Applications and experiments
S-SYNTH has been extensively tested in experiments combining real and synthetic datasets for skin lesion segmentation tasks, using DermoSegDiff, a SoTA diffusion-based skin segmentation method, differentiates lesions from background.
Here's some information about the datasets that were used for the experiments :
The findings are promising:
Enhancing skin lesion segmentation
1. Augmenting Real Data
- When S-SYNTH-generated images were added to training sets, the models showed improved accuracy, particularly for darker skin tones.
- Models trained on a mix of real and synthetic data outperformed those trained on real data alone.
2. Testing Biases
Models performed differently based on specific synthetic image properties :
- Melanosome Fraction : higher concentrations (indicative of darker skin tones) led to a drop in performance, reflecting biases in dermatologic AI.
- Lesion Shape : irregularly shaped lesions posed greater challenges for models compared to regular ones.

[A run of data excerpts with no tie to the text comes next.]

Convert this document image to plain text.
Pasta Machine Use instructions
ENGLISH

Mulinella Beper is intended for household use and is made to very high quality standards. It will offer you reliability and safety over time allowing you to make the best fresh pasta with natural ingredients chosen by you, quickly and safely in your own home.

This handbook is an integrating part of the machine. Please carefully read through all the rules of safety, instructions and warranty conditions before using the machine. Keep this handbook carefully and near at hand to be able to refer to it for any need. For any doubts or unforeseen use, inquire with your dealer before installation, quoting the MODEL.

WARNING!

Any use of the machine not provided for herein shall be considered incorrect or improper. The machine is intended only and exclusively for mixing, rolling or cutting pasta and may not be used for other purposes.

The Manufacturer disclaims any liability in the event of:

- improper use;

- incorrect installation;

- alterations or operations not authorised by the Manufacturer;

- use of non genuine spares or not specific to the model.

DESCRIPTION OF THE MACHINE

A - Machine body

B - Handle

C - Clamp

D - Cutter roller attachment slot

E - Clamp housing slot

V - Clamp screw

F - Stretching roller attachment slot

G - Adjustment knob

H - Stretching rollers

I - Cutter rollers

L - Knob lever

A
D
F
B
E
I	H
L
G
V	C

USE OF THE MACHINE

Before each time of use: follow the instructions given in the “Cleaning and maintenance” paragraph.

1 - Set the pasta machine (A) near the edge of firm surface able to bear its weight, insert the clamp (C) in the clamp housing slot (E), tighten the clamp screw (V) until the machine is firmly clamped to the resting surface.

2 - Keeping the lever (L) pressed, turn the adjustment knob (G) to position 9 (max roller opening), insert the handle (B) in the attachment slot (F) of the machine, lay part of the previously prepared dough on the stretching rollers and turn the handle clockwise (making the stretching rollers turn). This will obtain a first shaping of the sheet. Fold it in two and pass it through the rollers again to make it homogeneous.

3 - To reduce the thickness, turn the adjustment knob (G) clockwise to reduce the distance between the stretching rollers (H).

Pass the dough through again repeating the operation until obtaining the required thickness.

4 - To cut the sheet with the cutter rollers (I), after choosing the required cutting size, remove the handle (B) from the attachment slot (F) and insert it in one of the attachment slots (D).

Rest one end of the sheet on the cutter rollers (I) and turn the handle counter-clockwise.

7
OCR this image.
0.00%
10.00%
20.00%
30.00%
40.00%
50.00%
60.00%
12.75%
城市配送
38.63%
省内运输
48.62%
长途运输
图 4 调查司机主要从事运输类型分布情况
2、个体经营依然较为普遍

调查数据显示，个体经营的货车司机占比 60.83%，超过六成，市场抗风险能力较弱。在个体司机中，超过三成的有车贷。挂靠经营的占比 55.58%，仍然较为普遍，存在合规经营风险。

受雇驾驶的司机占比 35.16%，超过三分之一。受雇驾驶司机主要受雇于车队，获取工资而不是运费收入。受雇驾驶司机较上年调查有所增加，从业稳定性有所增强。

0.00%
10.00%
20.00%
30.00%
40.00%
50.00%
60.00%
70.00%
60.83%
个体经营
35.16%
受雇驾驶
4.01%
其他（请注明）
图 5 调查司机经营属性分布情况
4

3. Limitations of Exclusively Synthetic Training:
Training models solely on synthetic data reduced performance due to residual differences between real and synthetic images. This underscores the need for balanced datasets that include both real and synthetic examples.
Bridging the gap for darker skin tones
One of the most impactful outcomes of S-SYNTH is its ability to address biases in AI performance for darker skin tones. By generating diverse skin tones and lesion types, S-SYNTH helps create datasets that reflect real-world diversity, ensuring more equitable AI outcomes.
Conclusion
S-SYNTH sets a new standard for synthetic data generation in medical AI.
By generating realistic, diverse synthetic skin images, it addresses critical gaps in dataset availability and bias, empowering researchers to develop AI models that are not only more accurate but also more inclusive.
As S-SYNTH continues to evolve, it could play a pivotal role in democratizing access to high-quality medical AI tools, ensuring that these technologies benefit diverse populations equitably.